On Coulter: Ann Loves Unbridled Campaign Spending

Ann Coulter hypocritically complains about McCain-Feingold. Jeff Koopersmith demolishes her latest lame rant.

Feb. 21, 2008 – Geneva (apj.us) – Ann Coulter’s newest column was so, well, mind-numbing, that I couldn’t bring myself to comment on it. Suffice it to say that it was just another of her endless rants against Senator John McCain for being a “liberal.”

This was tantamount to ranting at Ted Kennedy for being a neoconservative.

This week, in a weak-kneed ode to Saint Ronald Reagan, Ms. Coulter offers that Reagan would not have run for Governor in 1966 if the McCain-Feingold Campaign finance reform laws were not overturned by the Supreme Court for being certain death to freedom of speech.

Again, Coulter takes a swipe at Senator McCain, but not much of one.

Now remember, Ann Coulter is a “constitutional lawyer.” She is even billed as Human Events’ resident legal scholar, which I admit is more of an insult than a triumph, but nonetheless she should know better.

Freedom of speech does not signify that one can say, write, film, and publish whatever one wants. It means that government cannot interfere with your right to voice your opinion. We all know that yelling “Fire!” in a theater that has no fire – crowded or not – is a felony in most jurisdictions, but Coulter might argue that it is not a crime, and that despite the potential for people to die by being trampled in such a theater, the right she thinks she has to do it is, she believes, protected by the First Amendment.

I also find it amusing that Coulter is ranting about the First Amendment when she generally complains about most all constitutional amendments that make up the Bill of Rights.

That said, it is not true that Ronald Reagan could not run for president today because his supporters couldn’t raise enough money for him to do so. In fact, everything points to the opposite case. This year candidates for the White House and their supporters will spend in excess of $2 billion vying for the Oval Office. The candidates alone will spend a billion dollars, and the phony “independent” campaign committees that McCain-Feingold left open in the law will raise and spend another billion – maybe more – to win the most powerful seat on earth.

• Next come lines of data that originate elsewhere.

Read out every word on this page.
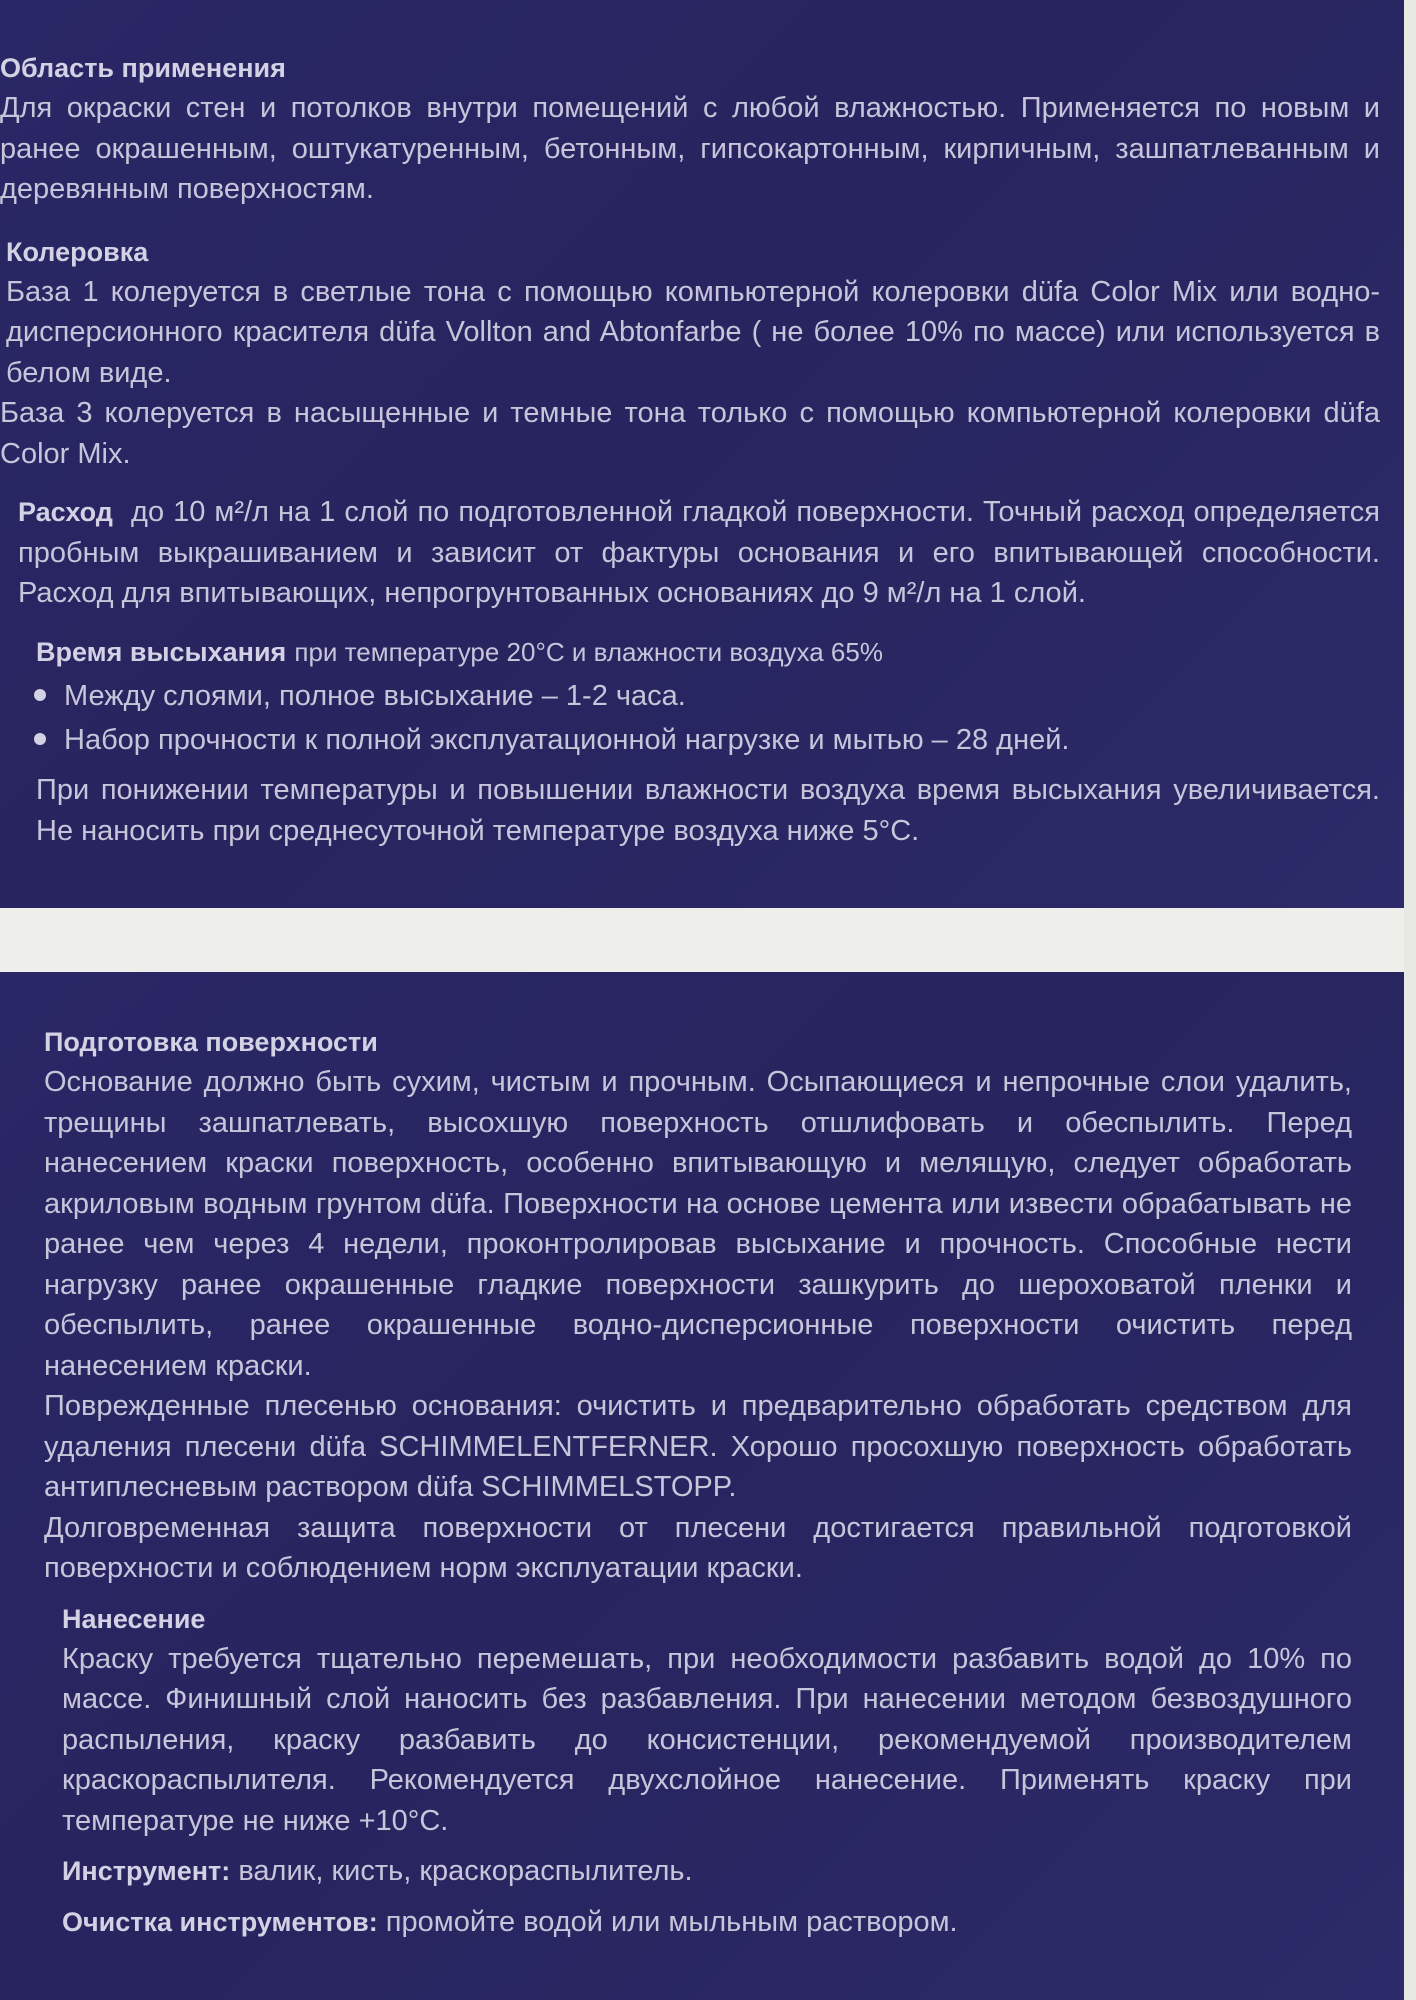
Область применения

Для окраски стен и потолков внутри помещений с любой влажностью. Применяется по новым и ранее окрашенным, оштукатуренным, бетонным, гипсокартонным, кирпичным, зашпатлеванным и деревянным поверхностям.

Колеровка

База 1 колеруется в светлые тона с помощью компьютерной колеровки düfa Color Mix или водно-дисперсионного красителя düfa Vollton and Abtonfarbe ( не более 10% по массе) или используется в белом виде.

База 3 колеруется в насыщенные и темные тона только с помощью компьютерной колеровки düfa Color Mix.

Расход до 10 м²/л на 1 слой по подготовленной гладкой поверхности. Точный расход определяется пробным выкрашиванием и зависит от фактуры основания и его впитывающей способности. Расход для впитывающих, непрогрунтованных основаниях до 9 м²/л на 1 слой.

Время высыхания при температуре 20°С и влажности воздуха 65%

Между слоями, полное высыхание – 1-2 часа.
Набор прочности к полной эксплуатационной нагрузке и мытью – 28 дней.

При понижении температуры и повышении влажности воздуха время высыхания увеличивается. Не наносить при среднесуточной температуре воздуха ниже 5°С.

Подготовка поверхности

Основание должно быть сухим, чистым и прочным. Осыпающиеся и непрочные слои удалить, трещины зашпатлевать, высохшую поверхность отшлифовать и обеспылить. Перед нанесением краски поверхность, особенно впитывающую и мелящую, следует обработать акриловым водным грунтом düfa. Поверхности на основе цемента или извести обрабатывать не ранее чем через 4 недели, проконтролировав высыхание и прочность. Способные нести нагрузку ранее окрашенные гладкие поверхности зашкурить до шероховатой пленки и обеспылить, ранее окрашенные водно-дисперсионные поверхности очистить перед нанесением краски.

Поврежденные плесенью основания: очистить и предварительно обработать средством для удаления плесени düfa SCHIMMELENTFERNER. Хорошо просохшую поверхность обработать антиплесневым раствором düfa SCHIMMELSTOPP.

Долговременная защита поверхности от плесени достигается правильной подготовкой поверхности и соблюдением норм эксплуатации краски.

Нанесение

Краску требуется тщательно перемешать, при необходимости разбавить водой до 10% по массе. Финишный слой наносить без разбавления. При нанесении методом безвоздушного распыления, краску разбавить до консистенции, рекомендуемой производителем краскораспылителя. Рекомендуется двухслойное нанесение. Применять краску при температуре не ниже +10°С.

Инструмент: валик, кисть, краскораспылитель.

Очистка инструментов: промойте водой или мыльным раствором.
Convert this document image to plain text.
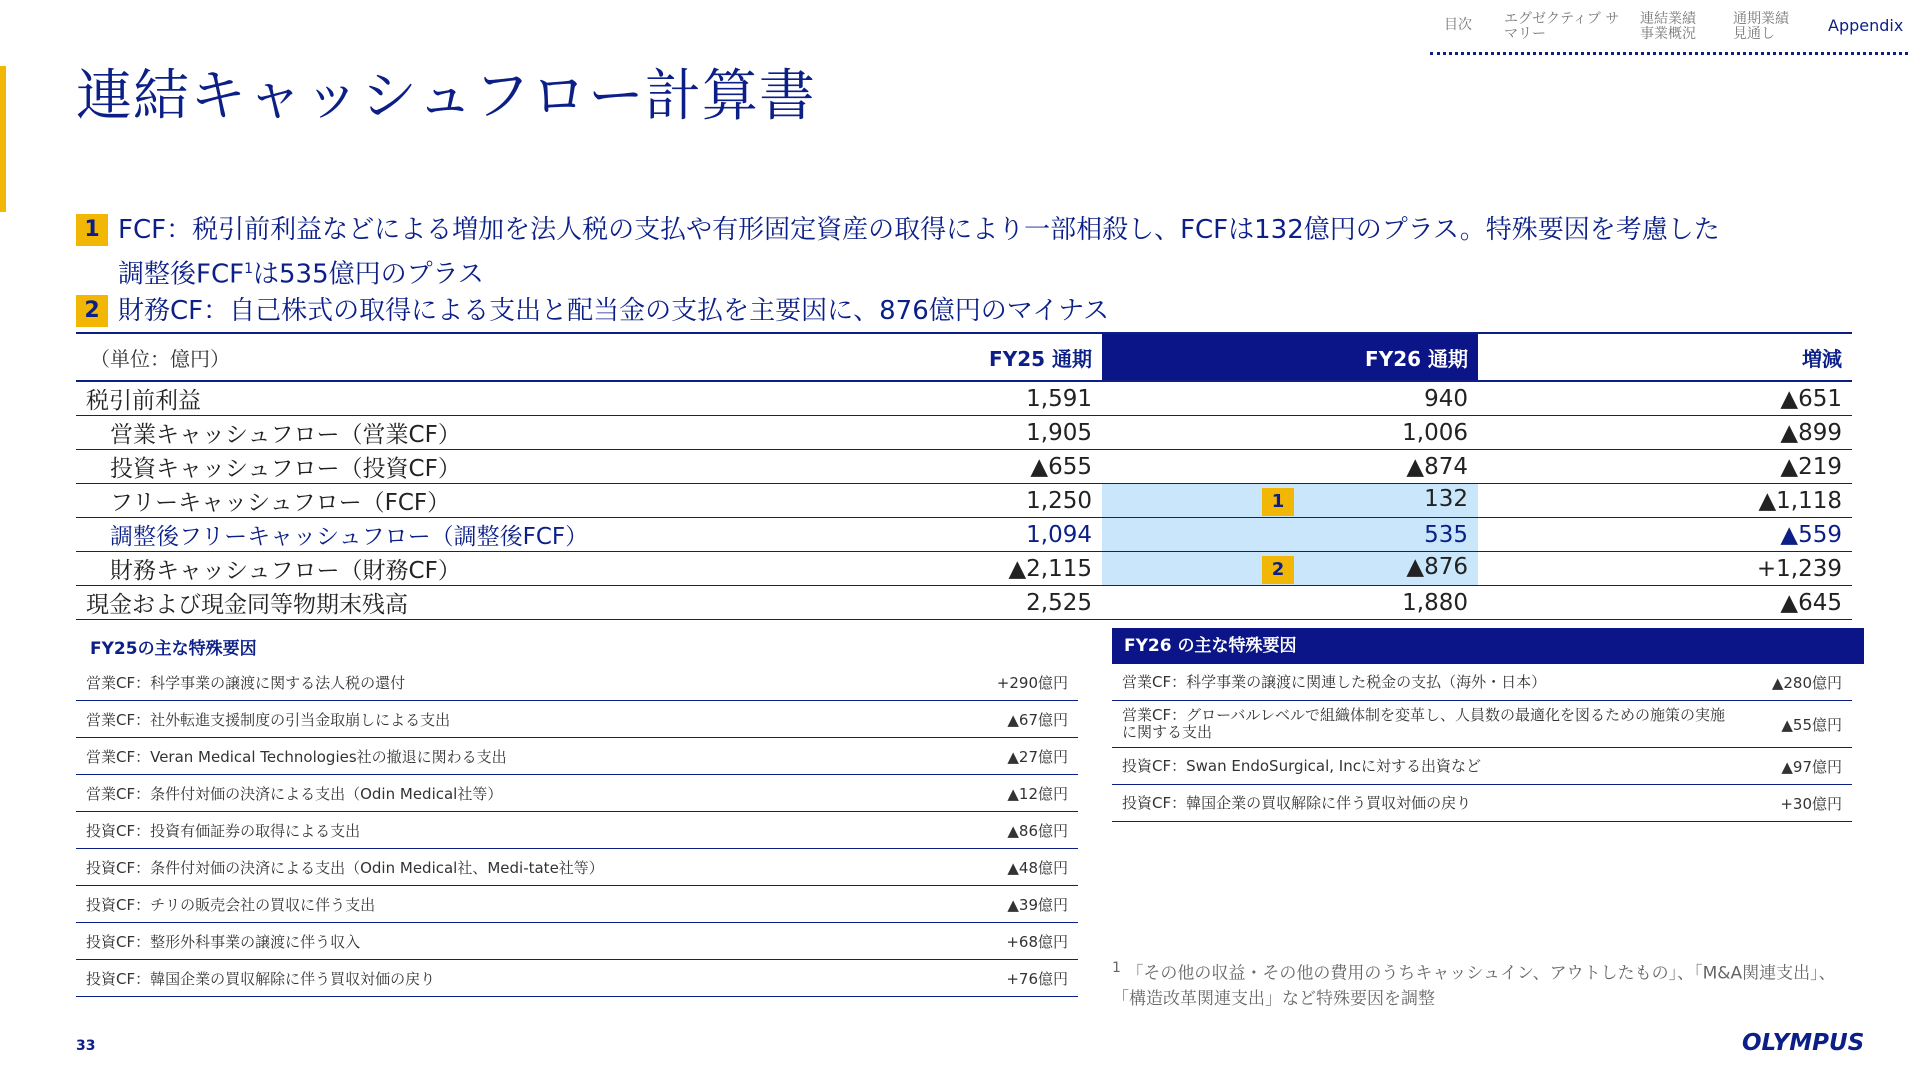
目次 エグゼクティブ サマリー
連結業績 事業概況
通期業績 見通し	Appendix
連結キャッシュフロー計算書
1 FCF：税引前利益などによる増加を法人税の支払や有形固定資産の取得により一部相殺し、FCFは132億円のプラス。特殊要因を考慮した
調整後FCF$^1$は535億円のプラス
2 財務CF：自己株式の取得による支出と配当金の支払を主要因に、876億円のマイナス
（単位：億円）	FY25 通期	FY26 通期	増減
税引前利益	1,591	940	▲651
営業キャッシュフロー（営業CF）	1,905	1,006	▲899
投資キャッシュフロー（投資CF）	▲655	▲874	▲219
フリーキャッシュフロー（FCF）	1,250	1 132	▲1,118
調整後フリーキャッシュフロー（調整後FCF）	1,094	535	▲559
財務キャッシュフロー（財務CF）	▲2,115	2 ▲876	+1,239
現金および現金同等物期末残高	2,525	1,880	▲645
FY25の主な特殊要因
営業CF：科学事業の譲渡に関する法人税の還付	+290億円
営業CF：社外転進支援制度の引当金取崩しによる支出	▲67億円
営業CF：Veran Medical Technologies社の撤退に関わる支出	▲27億円
営業CF：条件付対価の決済による支出（Odin Medical社等）	▲12億円
投資CF：投資有価証券の取得による支出	▲86億円
投資CF：条件付対価の決済による支出（Odin Medical社、Medi-tate社等）	▲48億円
投資CF：チリの販売会社の買収に伴う支出	▲39億円
投資CF：整形外科事業の譲渡に伴う収入	+68億円
投資CF：韓国企業の買収解除に伴う買収対価の戻り	+76億円
FY26 の主な特殊要因
営業CF：科学事業の譲渡に関連した税金の支払（海外・日本）	▲280億円
営業CF：グローバルレベルで組織体制を変革し、人員数の最適化を図るための施策の実施に関する支出	▲55億円
投資CF：Swan EndoSurgical, Incに対する出資など	▲97億円
投資CF：韓国企業の買収解除に伴う買収対価の戻り	+30億円
$^1$ 「その他の収益・その他の費用のうちキャッシュイン、アウトしたもの」、「M&A関連支出」、「構造改革関連支出」など特殊要因を調整
33	OLYMPUS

Let’s see… in 1966 Ann Coulter was four or five years old. Yet she tells us that car dealer Holmes Tuttle and his gang couldn’t have raised the money to run Mr. Reagan for governor of California had McCain-Feingold been the law.

Baloney. Holmes Tuttle was tricky enough to be a car dealer – and a mega one. He was, I am certain, conniving enough to raise some money for Ron Reagan even today. I knew him, and I knew others like him. In fact, the first campaign I worked on was Ronald Reagan’s 1966 gubernatorial race. I held Reagan in high esteem and had known him for years through my family.